July 27, 1996: Bombing Atlanta

ATLANTA - It was supposed to be a celebration, a time to honor and admire the best athletes in the world, a time for Atlanta to celebrate its status as an Olympic host city. And for the first few days, it was. The Olympics had already produced several memorable moments, from the opening ceremonies to the gymnastics competition. Everybody was having fun and enjoying the games.

And then the bomb went off.

In a way, it was lucky that only two people died on July 27, 1996, when the bomb exploded in the middle of Centennial Olympic Park as people were attending a concert. The bomb was designed to do significant damage, but it was tipped over sometime between its placement and its detonation, limiting its impact; one woman died after being struck by a nail, and a Turkish cameraman died of a heart attack while rushing to cover the explosion. It could have been worse.
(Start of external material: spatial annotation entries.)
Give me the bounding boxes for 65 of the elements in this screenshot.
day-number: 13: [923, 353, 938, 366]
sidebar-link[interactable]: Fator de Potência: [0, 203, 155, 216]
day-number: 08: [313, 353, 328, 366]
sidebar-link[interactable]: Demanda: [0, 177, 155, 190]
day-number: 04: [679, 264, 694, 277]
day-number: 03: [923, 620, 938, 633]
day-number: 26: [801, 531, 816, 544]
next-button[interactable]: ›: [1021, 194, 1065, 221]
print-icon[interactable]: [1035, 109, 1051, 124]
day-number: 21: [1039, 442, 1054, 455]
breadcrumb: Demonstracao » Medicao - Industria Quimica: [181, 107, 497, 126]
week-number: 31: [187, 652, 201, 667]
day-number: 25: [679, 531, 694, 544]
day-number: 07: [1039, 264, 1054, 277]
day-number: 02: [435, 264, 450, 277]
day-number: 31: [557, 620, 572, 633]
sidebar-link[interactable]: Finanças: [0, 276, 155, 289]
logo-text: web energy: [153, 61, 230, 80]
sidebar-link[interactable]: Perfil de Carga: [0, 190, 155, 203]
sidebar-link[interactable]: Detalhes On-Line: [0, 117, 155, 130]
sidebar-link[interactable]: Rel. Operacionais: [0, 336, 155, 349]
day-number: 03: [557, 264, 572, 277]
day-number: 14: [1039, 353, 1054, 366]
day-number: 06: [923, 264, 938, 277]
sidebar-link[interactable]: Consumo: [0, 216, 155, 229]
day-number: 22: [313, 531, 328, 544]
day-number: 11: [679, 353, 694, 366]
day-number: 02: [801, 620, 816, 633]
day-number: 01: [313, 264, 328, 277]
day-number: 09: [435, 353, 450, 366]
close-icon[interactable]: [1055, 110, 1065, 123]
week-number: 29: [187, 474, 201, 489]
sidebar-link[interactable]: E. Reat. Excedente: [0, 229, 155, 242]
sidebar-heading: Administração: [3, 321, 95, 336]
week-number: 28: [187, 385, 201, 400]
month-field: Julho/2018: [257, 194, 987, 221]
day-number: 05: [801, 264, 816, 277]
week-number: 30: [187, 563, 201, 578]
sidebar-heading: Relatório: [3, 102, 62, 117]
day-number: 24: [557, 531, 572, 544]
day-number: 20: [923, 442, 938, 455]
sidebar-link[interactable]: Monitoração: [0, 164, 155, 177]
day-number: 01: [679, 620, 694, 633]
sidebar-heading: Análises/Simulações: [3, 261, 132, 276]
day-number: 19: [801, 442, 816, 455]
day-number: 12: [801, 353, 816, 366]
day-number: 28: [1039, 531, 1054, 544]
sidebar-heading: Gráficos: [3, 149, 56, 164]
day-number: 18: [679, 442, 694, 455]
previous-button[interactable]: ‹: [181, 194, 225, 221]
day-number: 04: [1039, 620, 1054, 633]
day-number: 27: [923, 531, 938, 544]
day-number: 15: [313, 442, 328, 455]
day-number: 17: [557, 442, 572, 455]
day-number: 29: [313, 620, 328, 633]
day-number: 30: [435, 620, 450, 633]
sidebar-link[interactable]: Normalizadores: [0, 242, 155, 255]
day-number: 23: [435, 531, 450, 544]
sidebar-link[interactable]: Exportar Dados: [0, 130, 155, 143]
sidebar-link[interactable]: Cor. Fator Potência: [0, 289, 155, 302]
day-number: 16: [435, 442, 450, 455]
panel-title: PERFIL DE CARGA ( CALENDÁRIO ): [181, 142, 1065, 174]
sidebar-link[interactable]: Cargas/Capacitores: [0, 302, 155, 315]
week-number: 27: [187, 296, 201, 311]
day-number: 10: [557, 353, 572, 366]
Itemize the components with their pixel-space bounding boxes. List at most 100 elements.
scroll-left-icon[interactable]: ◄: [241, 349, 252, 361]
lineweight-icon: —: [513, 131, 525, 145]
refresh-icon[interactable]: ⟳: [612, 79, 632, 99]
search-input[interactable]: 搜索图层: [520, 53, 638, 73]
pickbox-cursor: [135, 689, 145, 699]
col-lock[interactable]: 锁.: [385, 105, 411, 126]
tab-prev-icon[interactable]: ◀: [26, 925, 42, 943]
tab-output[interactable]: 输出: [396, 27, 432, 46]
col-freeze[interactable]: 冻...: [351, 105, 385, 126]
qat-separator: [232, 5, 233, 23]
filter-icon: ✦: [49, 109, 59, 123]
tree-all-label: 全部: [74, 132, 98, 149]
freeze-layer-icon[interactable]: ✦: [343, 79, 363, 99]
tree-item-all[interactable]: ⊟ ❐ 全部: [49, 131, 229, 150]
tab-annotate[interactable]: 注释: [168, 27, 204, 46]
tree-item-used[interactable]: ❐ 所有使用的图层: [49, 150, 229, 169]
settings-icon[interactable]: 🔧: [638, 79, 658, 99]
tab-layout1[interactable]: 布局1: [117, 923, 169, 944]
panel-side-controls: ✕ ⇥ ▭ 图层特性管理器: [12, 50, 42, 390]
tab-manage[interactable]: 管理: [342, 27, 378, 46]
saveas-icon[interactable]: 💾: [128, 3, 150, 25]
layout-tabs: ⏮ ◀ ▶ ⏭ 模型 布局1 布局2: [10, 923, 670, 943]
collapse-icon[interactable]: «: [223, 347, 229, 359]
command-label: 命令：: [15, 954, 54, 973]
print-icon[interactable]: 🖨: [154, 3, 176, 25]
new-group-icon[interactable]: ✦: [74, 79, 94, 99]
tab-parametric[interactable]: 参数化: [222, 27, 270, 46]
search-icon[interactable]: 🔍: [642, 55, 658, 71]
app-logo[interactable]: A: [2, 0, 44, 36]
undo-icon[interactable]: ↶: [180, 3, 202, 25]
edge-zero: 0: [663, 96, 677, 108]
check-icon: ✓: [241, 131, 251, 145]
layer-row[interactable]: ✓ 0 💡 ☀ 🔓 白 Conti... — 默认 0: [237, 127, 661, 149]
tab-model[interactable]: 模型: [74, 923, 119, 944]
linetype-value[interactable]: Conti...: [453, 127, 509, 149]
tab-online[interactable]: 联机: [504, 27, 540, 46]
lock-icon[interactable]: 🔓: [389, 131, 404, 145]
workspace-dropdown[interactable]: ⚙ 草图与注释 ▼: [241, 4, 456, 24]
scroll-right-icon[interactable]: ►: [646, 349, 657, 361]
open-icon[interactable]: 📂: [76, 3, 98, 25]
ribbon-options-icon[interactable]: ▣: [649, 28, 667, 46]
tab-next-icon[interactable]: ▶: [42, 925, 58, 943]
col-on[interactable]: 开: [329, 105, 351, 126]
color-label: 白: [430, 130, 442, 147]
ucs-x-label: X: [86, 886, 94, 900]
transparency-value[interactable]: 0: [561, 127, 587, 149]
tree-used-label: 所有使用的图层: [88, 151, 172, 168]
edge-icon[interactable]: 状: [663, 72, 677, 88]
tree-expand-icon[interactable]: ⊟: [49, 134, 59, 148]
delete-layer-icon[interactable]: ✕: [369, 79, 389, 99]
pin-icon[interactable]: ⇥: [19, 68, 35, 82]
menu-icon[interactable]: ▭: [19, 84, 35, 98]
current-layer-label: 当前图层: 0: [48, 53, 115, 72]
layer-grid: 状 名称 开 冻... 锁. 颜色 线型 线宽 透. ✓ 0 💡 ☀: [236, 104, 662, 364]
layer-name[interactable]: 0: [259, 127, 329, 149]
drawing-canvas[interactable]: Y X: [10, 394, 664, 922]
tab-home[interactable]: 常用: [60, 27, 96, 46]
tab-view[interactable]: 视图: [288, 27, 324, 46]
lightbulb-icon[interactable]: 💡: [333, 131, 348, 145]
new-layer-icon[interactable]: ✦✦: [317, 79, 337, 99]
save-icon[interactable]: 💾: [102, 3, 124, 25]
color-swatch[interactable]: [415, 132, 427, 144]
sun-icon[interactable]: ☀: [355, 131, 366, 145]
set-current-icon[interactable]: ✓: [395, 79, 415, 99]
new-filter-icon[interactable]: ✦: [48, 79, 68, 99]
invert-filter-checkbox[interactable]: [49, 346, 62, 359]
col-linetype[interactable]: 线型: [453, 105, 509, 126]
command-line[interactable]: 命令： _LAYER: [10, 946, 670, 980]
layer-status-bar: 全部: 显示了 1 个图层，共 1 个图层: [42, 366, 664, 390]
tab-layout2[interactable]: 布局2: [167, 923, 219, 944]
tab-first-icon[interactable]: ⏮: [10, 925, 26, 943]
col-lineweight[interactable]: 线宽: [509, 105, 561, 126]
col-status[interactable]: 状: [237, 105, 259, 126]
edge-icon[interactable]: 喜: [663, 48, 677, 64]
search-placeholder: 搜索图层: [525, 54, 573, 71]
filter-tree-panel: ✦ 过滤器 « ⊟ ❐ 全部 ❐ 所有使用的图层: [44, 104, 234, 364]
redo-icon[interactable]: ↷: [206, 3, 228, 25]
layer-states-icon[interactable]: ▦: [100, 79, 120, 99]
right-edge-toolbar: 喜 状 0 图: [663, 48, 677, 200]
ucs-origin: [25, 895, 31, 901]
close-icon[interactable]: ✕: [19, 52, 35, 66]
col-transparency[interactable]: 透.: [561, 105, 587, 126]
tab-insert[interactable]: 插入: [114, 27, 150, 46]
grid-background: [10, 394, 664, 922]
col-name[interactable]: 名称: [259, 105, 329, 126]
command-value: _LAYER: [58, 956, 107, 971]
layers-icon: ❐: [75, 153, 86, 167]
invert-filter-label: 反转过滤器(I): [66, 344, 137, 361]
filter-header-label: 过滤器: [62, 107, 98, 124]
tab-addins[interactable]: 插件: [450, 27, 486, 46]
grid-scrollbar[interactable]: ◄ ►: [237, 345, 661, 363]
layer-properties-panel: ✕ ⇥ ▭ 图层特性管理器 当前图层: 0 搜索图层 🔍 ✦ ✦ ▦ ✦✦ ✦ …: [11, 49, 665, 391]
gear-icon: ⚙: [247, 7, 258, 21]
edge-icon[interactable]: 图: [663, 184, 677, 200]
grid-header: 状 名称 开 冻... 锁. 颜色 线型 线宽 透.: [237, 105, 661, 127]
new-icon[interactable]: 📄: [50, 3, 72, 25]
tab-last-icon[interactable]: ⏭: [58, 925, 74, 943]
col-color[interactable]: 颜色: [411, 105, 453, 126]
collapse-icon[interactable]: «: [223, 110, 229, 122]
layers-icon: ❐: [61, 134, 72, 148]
A big reason why it wasn't worse was the quick thinking of security guard Richard Jewell. He discovered the bomb, called 911, and moved as many people to safety as he could before it exploded. For his efforts, Jewell was hailed as a hero ... until the FBI declared him a person of interest in the bombing. Though he was never officially charged, Jewell was extensively investigated and was hounded by media and authorities for months after the bombing, before finally being cleared.

After clearing Jewell, the FBI had no more suspects until a year later, when two abortion clinics and a lesbian club were bombed. The similarities between the four bombs led investigators to believe they were made by the same person. The second abortion clinic bombing - at which a police officer was killed - provided the clues needed to name Eric Robert Rudolph as a suspect.

Rudolph promptly disappeared into the southern Appaliachians of his youth and wasn't captured for five years. After his capture, he admitted to all four bombings to which he was tied. He said he bombed the Olympics because of its promotion of worldwide socialism, as evidenced by the fact that "Imagine" was the theme song of the games. He said he wanted to postpone the Olympics and embarrass the United States. At his sentencing, Rudolph read a statement where he apologized only to the victims of the Olympic bombing.

Rudolph's goal was to postpone the games, but he didn't succeed; they continued the next day and finished uninterrupted.